The practice is mostly carried out by traditional circumcisers, who often play other central roles in communities, such as attending childbirths. However, more than 18% of all FGM is performed by health care providers, and this trend is increasing.

As a result of immigration and refugee movements, FGM is now being practiced by ethnic minority populations in the countries they migrate to.
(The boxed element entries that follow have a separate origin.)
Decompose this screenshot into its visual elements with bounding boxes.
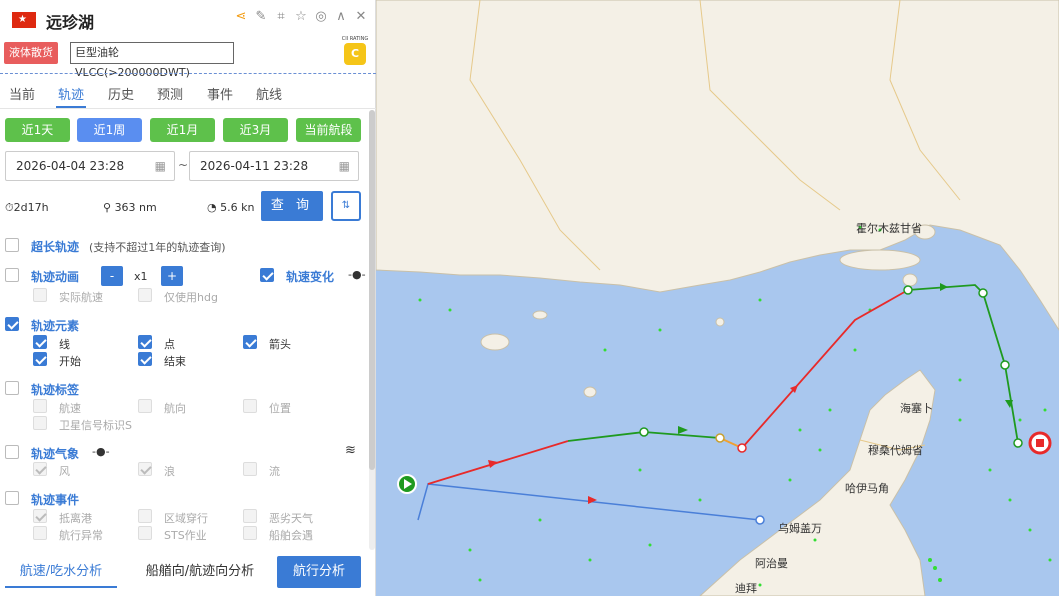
island-larak [902, 273, 918, 287]
range-1day-button[interactable]: 近1天 [5, 118, 70, 142]
wind-icon[interactable]: ≋ [345, 443, 356, 458]
tab-bar: 当前 轨迹 历史 预测 事件 航线 [0, 80, 376, 108]
legend-icon[interactable]: -●- [348, 268, 366, 281]
cii-badge[interactable]: CII RATING C [340, 36, 370, 70]
event-abnormal-checkbox [33, 526, 47, 540]
star-icon[interactable]: ☆ [294, 10, 308, 24]
query-button[interactable]: 查 询 [261, 191, 323, 221]
panel-scrollbar[interactable] [369, 110, 375, 550]
speed-stat: ◔ 5.6 kn [207, 201, 255, 214]
weather-checkbox[interactable] [5, 445, 19, 459]
map-label-ajman: 阿治曼 [755, 557, 788, 570]
label-satellite-checkbox [33, 416, 47, 430]
locate-icon[interactable]: ◎ [314, 10, 328, 24]
map-label-province: 霍尔木兹甘省 [856, 222, 922, 235]
island-tunb [583, 386, 597, 398]
island-lavan [532, 310, 548, 320]
map-label-island: 海塞卜 [900, 402, 933, 415]
event-area-checkbox [138, 509, 152, 523]
events-checkbox[interactable] [5, 491, 19, 505]
island-abumusa [715, 317, 725, 327]
island-qeshm [839, 249, 921, 271]
ship-name: 远珍湖 [46, 13, 95, 32]
element-arrow-checkbox[interactable] [243, 335, 257, 349]
label-course-checkbox [138, 399, 152, 413]
map-label-dubai: 迪拜 [735, 582, 757, 595]
mode-switch-icon[interactable]: ⇅ [331, 191, 361, 221]
track-blue [417, 483, 765, 525]
label-position-checkbox [243, 399, 257, 413]
range-1week-button[interactable]: 近1周 [77, 118, 142, 142]
ais-dots [418, 225, 1052, 587]
range-current-leg-button[interactable]: 当前航段 [296, 118, 361, 142]
tag-icon[interactable]: ⌗ [274, 10, 288, 24]
speed-plus-button[interactable]: + [161, 266, 183, 286]
element-start-checkbox[interactable] [33, 352, 47, 366]
element-point-checkbox[interactable] [138, 335, 152, 349]
close-icon[interactable]: ✕ [354, 10, 368, 24]
actual-speed-checkbox [33, 288, 47, 302]
weather-wind-checkbox [33, 462, 47, 476]
panel-header: ★ 远珍湖 ⋖ ✎ ⌗ ☆ ◎ ∧ ✕ [0, 0, 376, 38]
speed-minus-button[interactable]: - [101, 266, 123, 286]
distance-stat: ⚲ 363 nm [103, 201, 157, 214]
start-date-input[interactable]: 2026-04-04 23:28 ▦ [5, 151, 175, 181]
speed-draft-analysis-tab[interactable]: 航速/吃水分析 [5, 556, 117, 588]
heading-analysis-tab[interactable]: 船艏向/航迹向分析 [130, 556, 270, 588]
range-1month-button[interactable]: 近1月 [150, 118, 215, 142]
start-marker [397, 474, 417, 494]
tab-route[interactable]: 航线 [256, 84, 282, 103]
voyage-analysis-button[interactable]: 航行分析 [277, 556, 361, 588]
range-3month-button[interactable]: 近3月 [223, 118, 288, 142]
duration-stat: ⏱2d17h [5, 201, 49, 214]
map-label-khasab: 哈伊马角 [845, 482, 889, 495]
labels-checkbox[interactable] [5, 381, 19, 395]
event-weather-checkbox [243, 509, 257, 523]
animation-checkbox[interactable] [5, 268, 19, 282]
weather-wave-checkbox [138, 462, 152, 476]
ship-type-tag: 巨型油轮VLCC(>200000DWT) [70, 42, 234, 79]
flag-icon: ★ [12, 12, 36, 28]
tab-forecast[interactable]: 预测 [157, 84, 183, 103]
hdg-only-checkbox [138, 288, 152, 302]
tab-track[interactable]: 轨迹 [58, 84, 84, 103]
label-speed-checkbox [33, 399, 47, 413]
tab-history[interactable]: 历史 [108, 84, 134, 103]
end-marker [1028, 431, 1052, 455]
track-panel: ★ 远珍湖 ⋖ ✎ ⌗ ☆ ◎ ∧ ✕ 液体散货 巨型油轮VLCC(>20000… [0, 0, 376, 596]
event-sts-checkbox [138, 526, 152, 540]
cargo-tag: 液体散货 [4, 42, 58, 64]
land-iran [375, 0, 1059, 331]
event-encounter-checkbox [243, 526, 257, 540]
share-icon[interactable]: ⋖ [234, 10, 248, 24]
element-end-checkbox[interactable] [138, 352, 152, 366]
map-label-umm: 乌姆盖万 [778, 522, 822, 535]
end-date-input[interactable]: 2026-04-11 23:28 ▦ [189, 151, 359, 181]
event-port-checkbox [33, 509, 47, 523]
weather-current-checkbox [243, 462, 257, 476]
speed-change-checkbox[interactable] [260, 268, 274, 282]
map-label-musandam: 穆桑代姆省 [868, 444, 923, 457]
collapse-icon[interactable]: ∧ [334, 10, 348, 24]
island-kish [480, 333, 510, 351]
element-line-checkbox[interactable] [33, 335, 47, 349]
calendar-icon: ▦ [338, 159, 350, 173]
weather-legend-icon[interactable]: -●- [92, 445, 110, 458]
edit-icon[interactable]: ✎ [254, 10, 268, 24]
tab-events[interactable]: 事件 [207, 84, 233, 103]
track-red-1 [427, 440, 569, 485]
animation-speed: x1 [134, 270, 148, 283]
long-track-checkbox[interactable] [5, 238, 19, 252]
tab-current[interactable]: 当前 [9, 84, 35, 103]
elements-checkbox[interactable] [5, 317, 19, 331]
calendar-icon: ▦ [154, 159, 166, 173]
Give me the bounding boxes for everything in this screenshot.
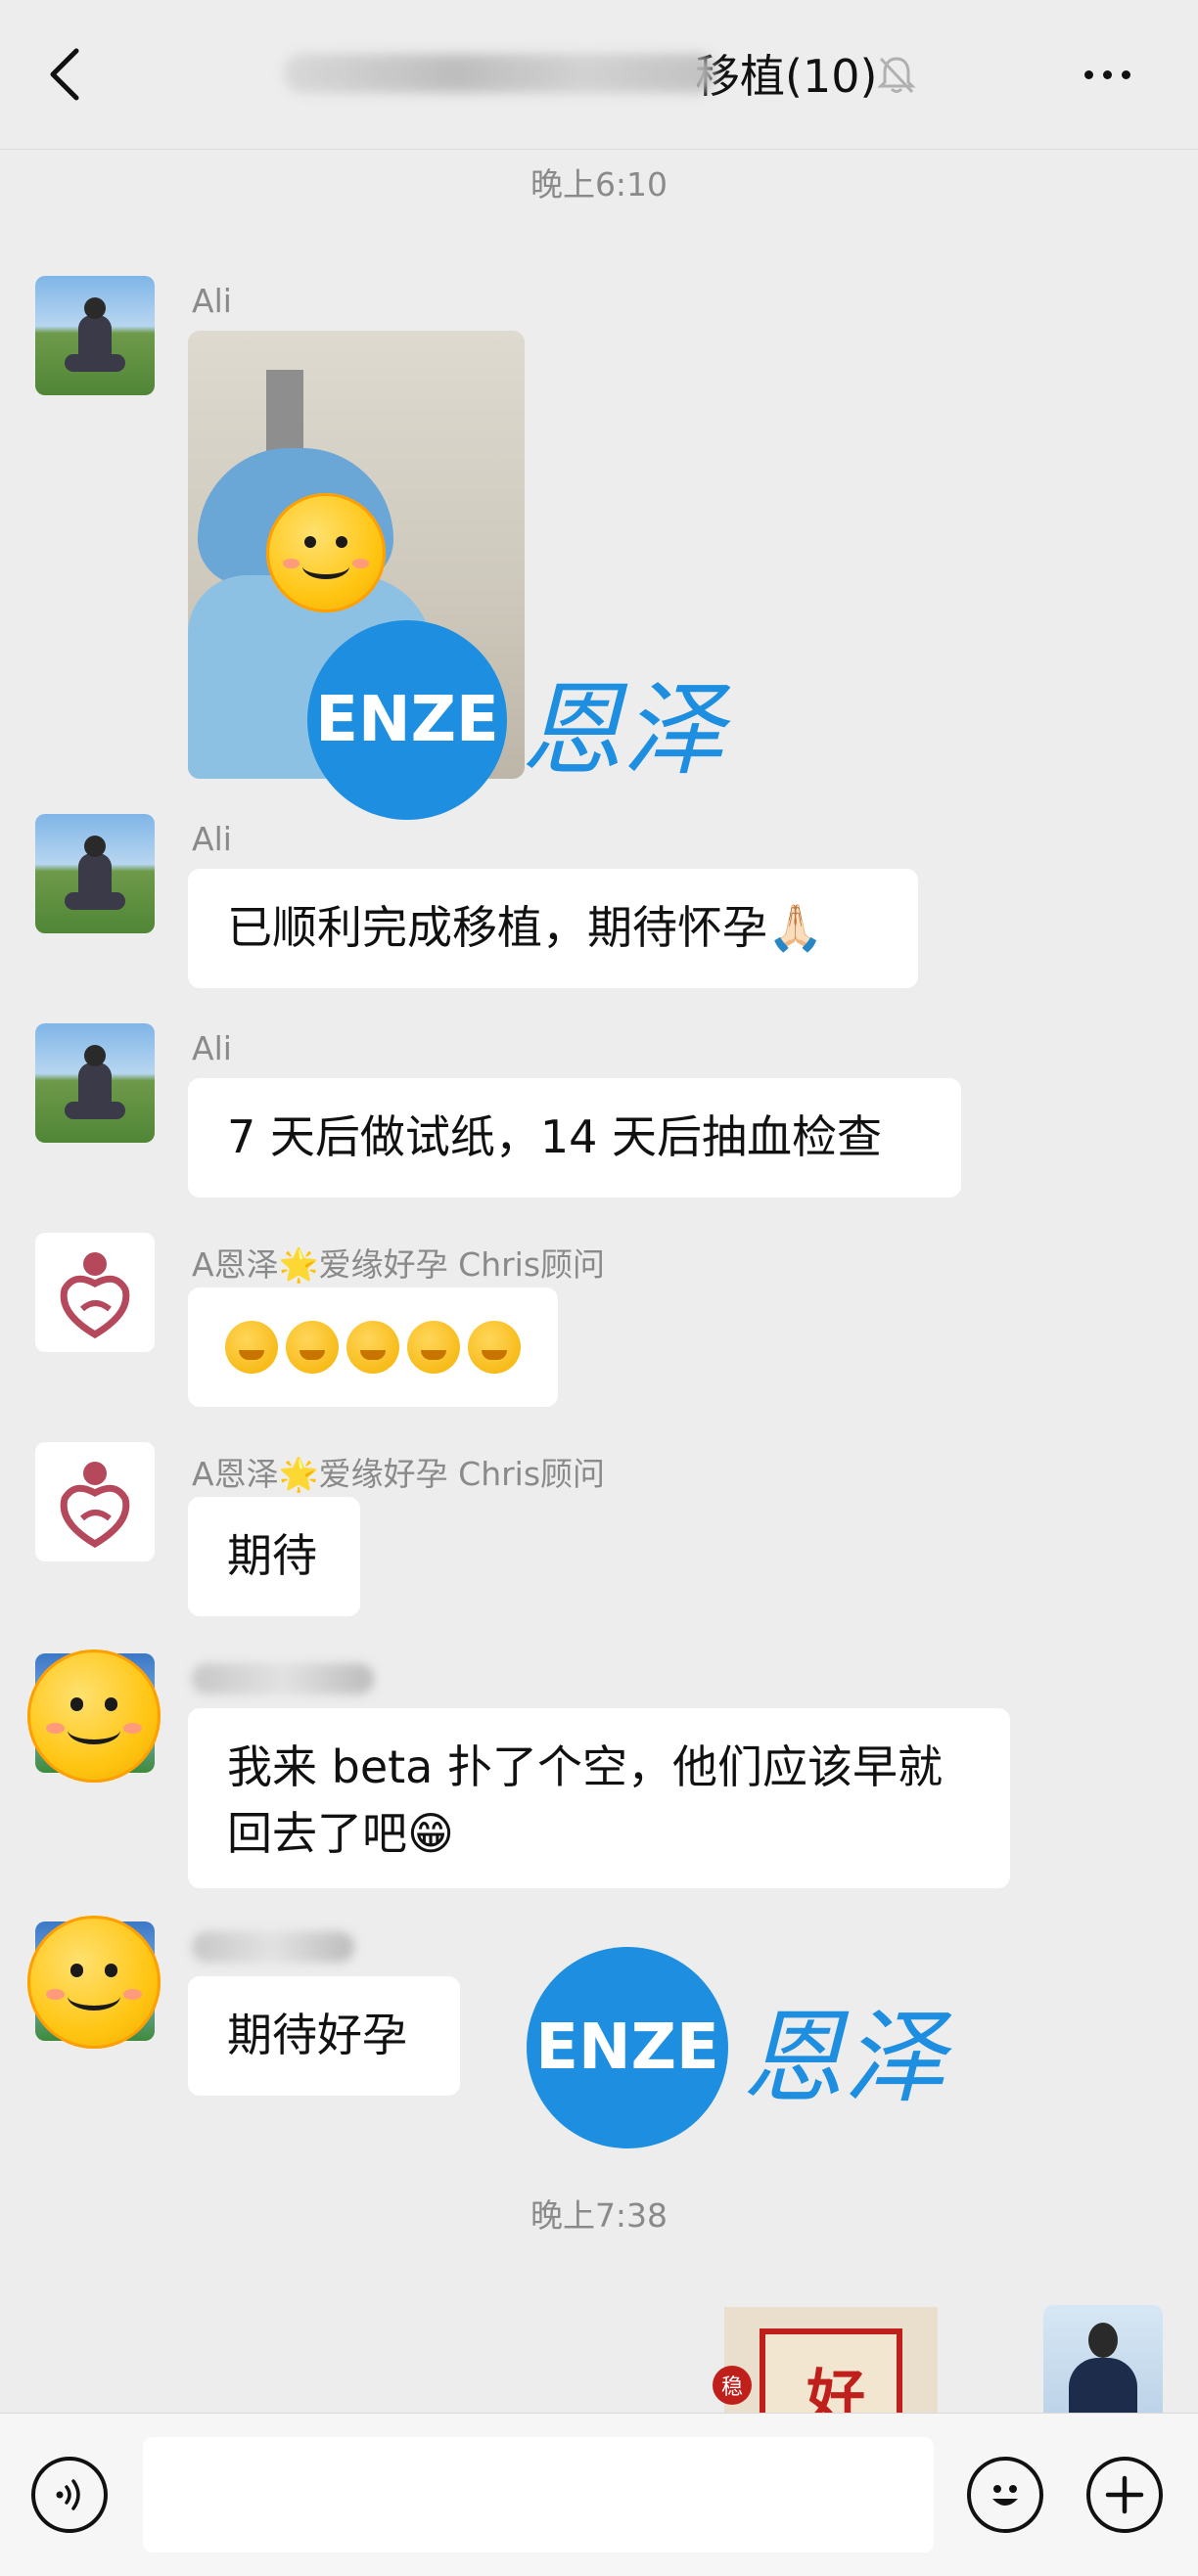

Whether or not this is already the case in Malta is unsure, but doctors have witnessed cases in pregnant asylum seekers arriving to Malta, that required extreme care.

Addressing parliament, Fearne argued that the act of female genital mutilation formed part of the African culture, it risked being introduced in Malta through the migrating communities.

Although there appears to be no documented evidence of FGM being practiced in Malta, Fearne referred to a UNHCR report which showed that 90% of the female refugees who came to Malta hailed from countries where genital mutilation is practiced.

"This means that children of these migrants' communities are at a higher risk of undergoing the procedure. It is therefore important that this bill becomes law as soon as possible," Fearne said.

He said that solid guidelines and policies were needed to safeguard those at risk of the act. But not only.

"We need to have proper guidelines for NGOs and government agencies who work with the migrant communities; we need guidelines for the healthcare professionals and guidelines for the Police Force on how to manage such a delicate situation," he said.

Fearne however also recognised the importance of educating not only the public about the procedure, but also the communities which carry out the practice. He conceded that at times, despite being against the practice, women would be forced to carry the procedure on their daughters due to rising pressure from the elders... or simply because they had been brought up that way and it therefore required a culture change.

He also acknowledged that females who underwent genital mutilation would require psychological support. Sometimes after giving labor, a mother would ask the doctor to be sewed up again.

"We are criminalizing the act and therefore police have to be guided on how to deal with such cases. Doctors also have to be educated on how to tackle such cases, especially when the mother who has just given birth ask to be sewed up again," the MP said.

Anyone carrying FGM must be imprisoned for life because that is what he or she does to the girl which is subjected to this inhumane procedure. She is scarred for life.
Kudos to the Hon. Chris Fearne for this initiative. FGM, which often includes infibulation, is an atrocious practice common in certain areas of Africa, especially those in the Horn, but also in other countries in that continent including Egypt. The movie "Desert Flower" tells the story of a super-model of Somali origin who was circumcised when aged 3. The public should be educated in clear terms about the practice, not least so that persons who enter into relationships with others of a different culture would do so with their eyes open.